The rest involves a jealous inquisitor who fears that the Queen of Spain might gain greater power than God were she to obtain sap from the tree of life. To procure the sperm-like fluid, Weisz sends Conquistador Jackman. Jump to present day - Tommy diligently strives to find the cure for a brain tumor which threatens the life of his paramour, budding novelist Izzy(who is, of course, penning the prior story). And then we have the floating pod of which I've already delivered my best possible summation.

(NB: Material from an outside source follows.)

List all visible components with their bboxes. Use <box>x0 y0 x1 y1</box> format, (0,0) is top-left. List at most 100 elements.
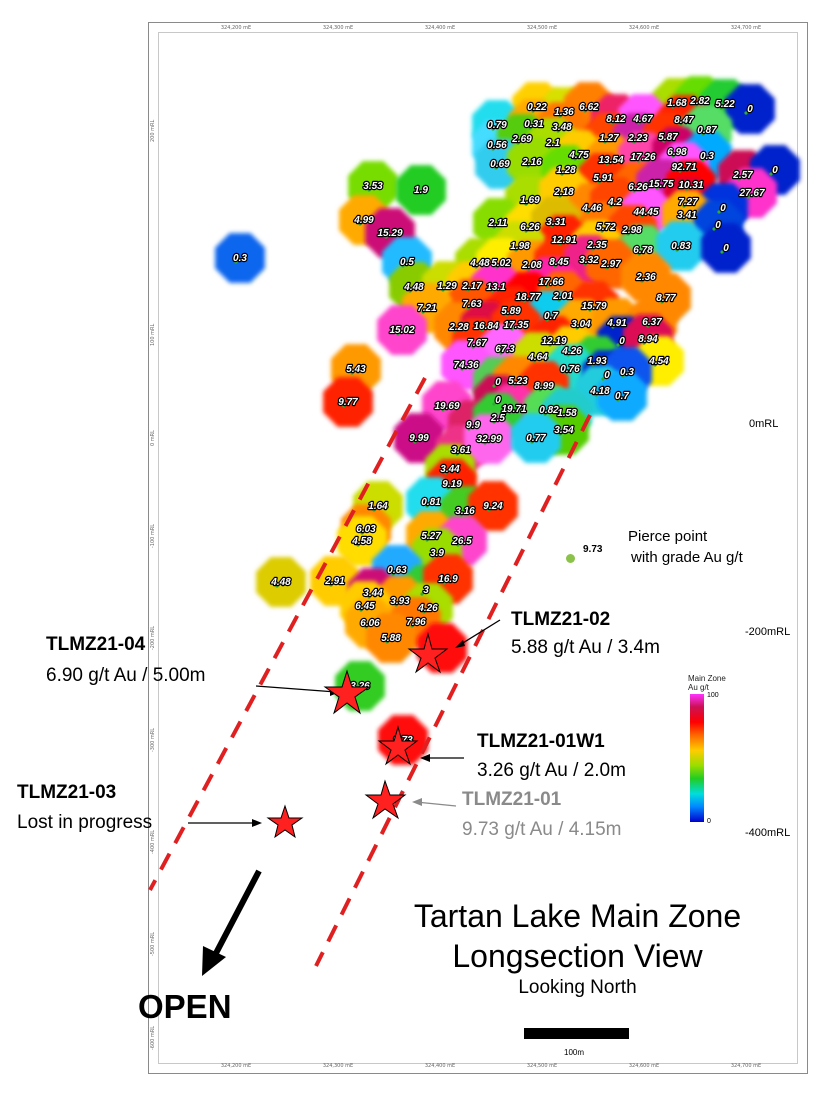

Now, I'm all for schmaltz. This intergalactic, century skipping yarn of doomed love could potentially thrive - were it to give in to its sci-fi-cum-soap-operatic tendencies. But no. We've a lesson to learn. Sadly, Aronofsky, our instructor, seems just in the process of learning said lesson. Perhaps we have come to a realization sooner than he? Smitten with his actually betrothed Rachel Weisz, he forgets his message (should he actually have one in the first place) when she graces the screen. The film is certainly commendable in its kid in a candy store attitude. 'Let's have a Mayan army! Now, let's have a levitating, nebulating Buddha! Yes, that's it, make the flowers flow from his wounds just so!'

If you, dear reader, are confused, I urge you to see the film which will leave you perhaps more perplexed with visual stimuli to back up these odd assemblages than merely reading these words on a screen. Nothing compares to Jackman guzzling bucket-full gulps of the tree of life spermatozoa and subsequently erupting like a gargantuan Easter float of foliage or the film's culminating Buddhistic attitude towards death. I'm rather pleased that the film is somewhat optimistic in an otherwise nihilist time, but I'm none too sure 'Oh, I should just die,' is a message everyone will (a) find positive and (b) ultimately empathize with.